Nine schools in Melbourne’s north have asked their year 11 students to take part in a driving program that teaches teenagers to avoid risky situations on the road.
The Fit2Drive program, now in its 13th year, was revised and relaunched last year to engage more secondary schools, hone in on young people as passengers and link more with VCE.
Principals from Ilim College, Gladstone Park Secondary College, Lalor North Secondary College, Roxburgh College, Hume Central Secondary College, Sunbury College, Sirius College, Aitken College and Mt Ridley P-12 College have all signed up for a half-day with the Fit2Drive Foundation.

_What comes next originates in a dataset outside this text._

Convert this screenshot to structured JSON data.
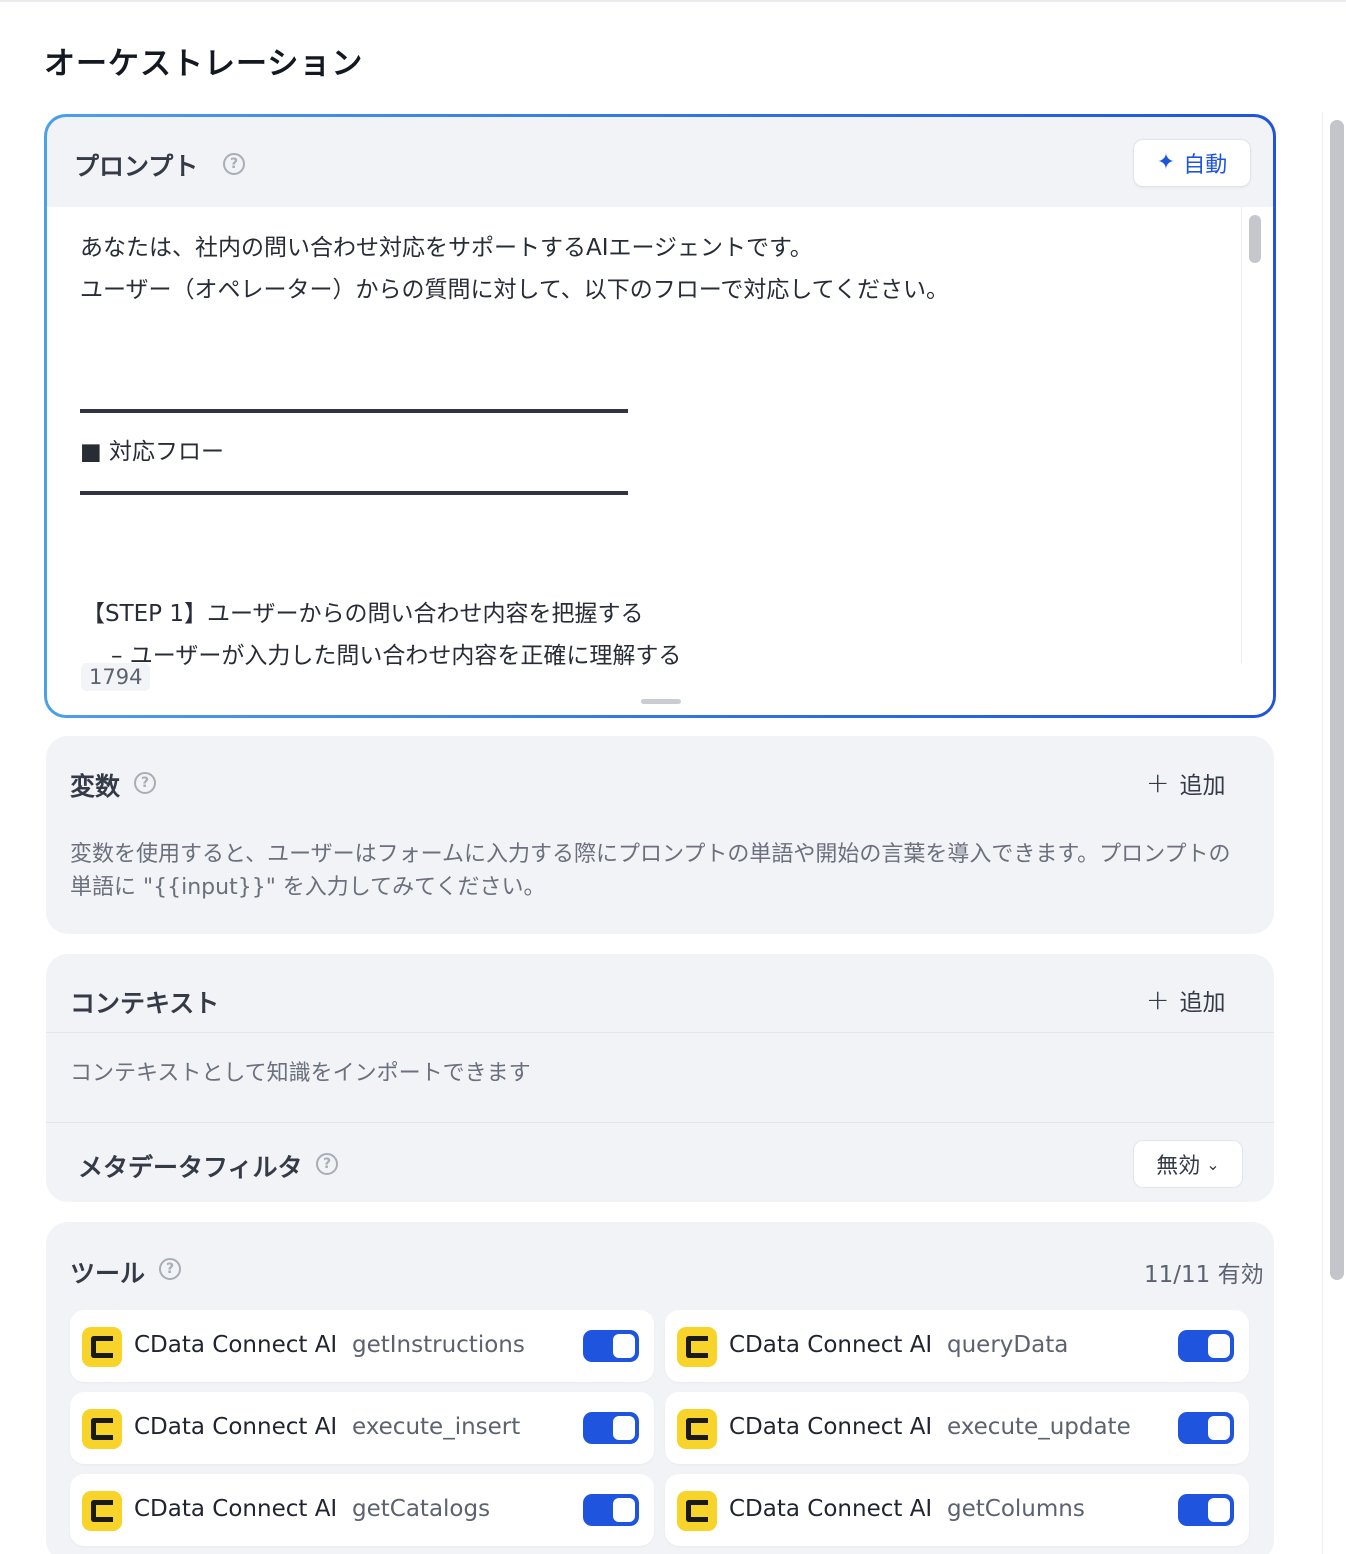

The program teaches students aged 16 – 17 how to positively influence friends considering drink-driving, speeding or driving dangerously.

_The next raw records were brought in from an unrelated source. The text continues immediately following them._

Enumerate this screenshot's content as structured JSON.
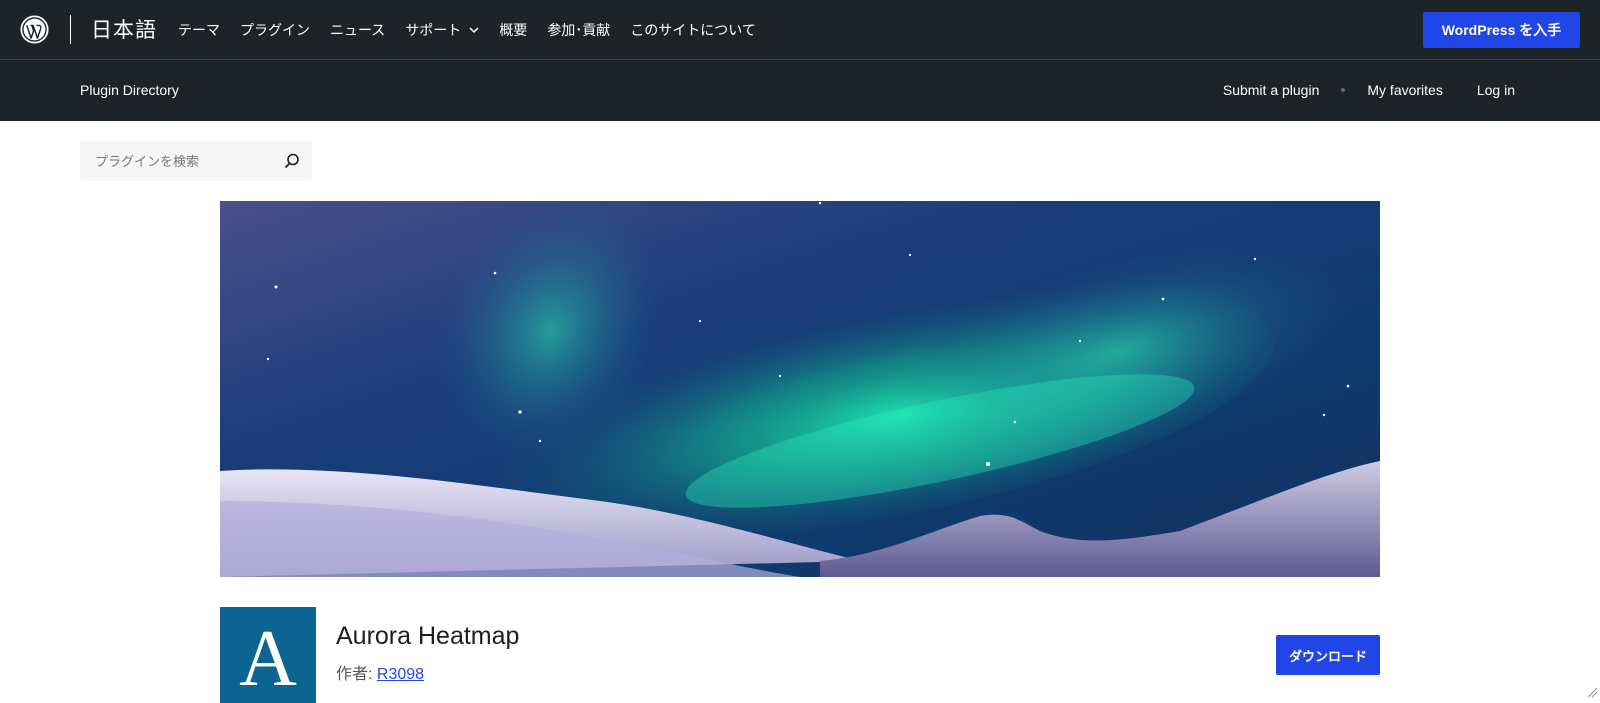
{
  "global_header": {
    "logo_icon": "wordpress-logo-icon",
    "locale_name": "日本語",
    "nav": [
      {
        "label": "テーマ"
      },
      {
        "label": "プラグイン"
      },
      {
        "label": "ニュース"
      },
      {
        "label": "サポート",
        "has_dropdown": true
      },
      {
        "label": "概要"
      },
      {
        "label": "参加･貢献"
      },
      {
        "label": "このサイトについて"
      }
    ],
    "get_wordpress_label": "WordPress を入手"
  },
  "local_nav": {
    "title": "Plugin Directory",
    "links": [
      {
        "label": "Submit a plugin"
      },
      {
        "label": "My favorites"
      },
      {
        "label": "Log in"
      }
    ]
  },
  "search": {
    "placeholder": "プラグインを検索",
    "value": "",
    "icon": "search-icon"
  },
  "banner": {
    "icon": "aurora-landscape-image"
  },
  "plugin": {
    "icon_letter": "A",
    "name": "Aurora Heatmap",
    "byline_prefix": "作者: ",
    "author": "R3098",
    "download_label": "ダウンロード"
  },
  "colors": {
    "header_bg": "#1e2327",
    "accent_blue": "#2145e6",
    "plugin_icon_bg": "#0b6590"
  }
}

Ilim College will take part in the program for the first time at a workshop on June 16. Vice-principal Suleyman Kor said about 80 year 11 students would attend.
“We want to raise awareness of the dangers and risks they’re taking when they get behind a steering wheel.”
Lalor North College’s student welfare officer, Tamara Howlett, signed the school up for the Fit2Drive program years ago. Her college now has senior students taking part in programs to reduce youth road trauma. “It’s a real eye opener for them when the police and ambulance present real-life case studies,” she said.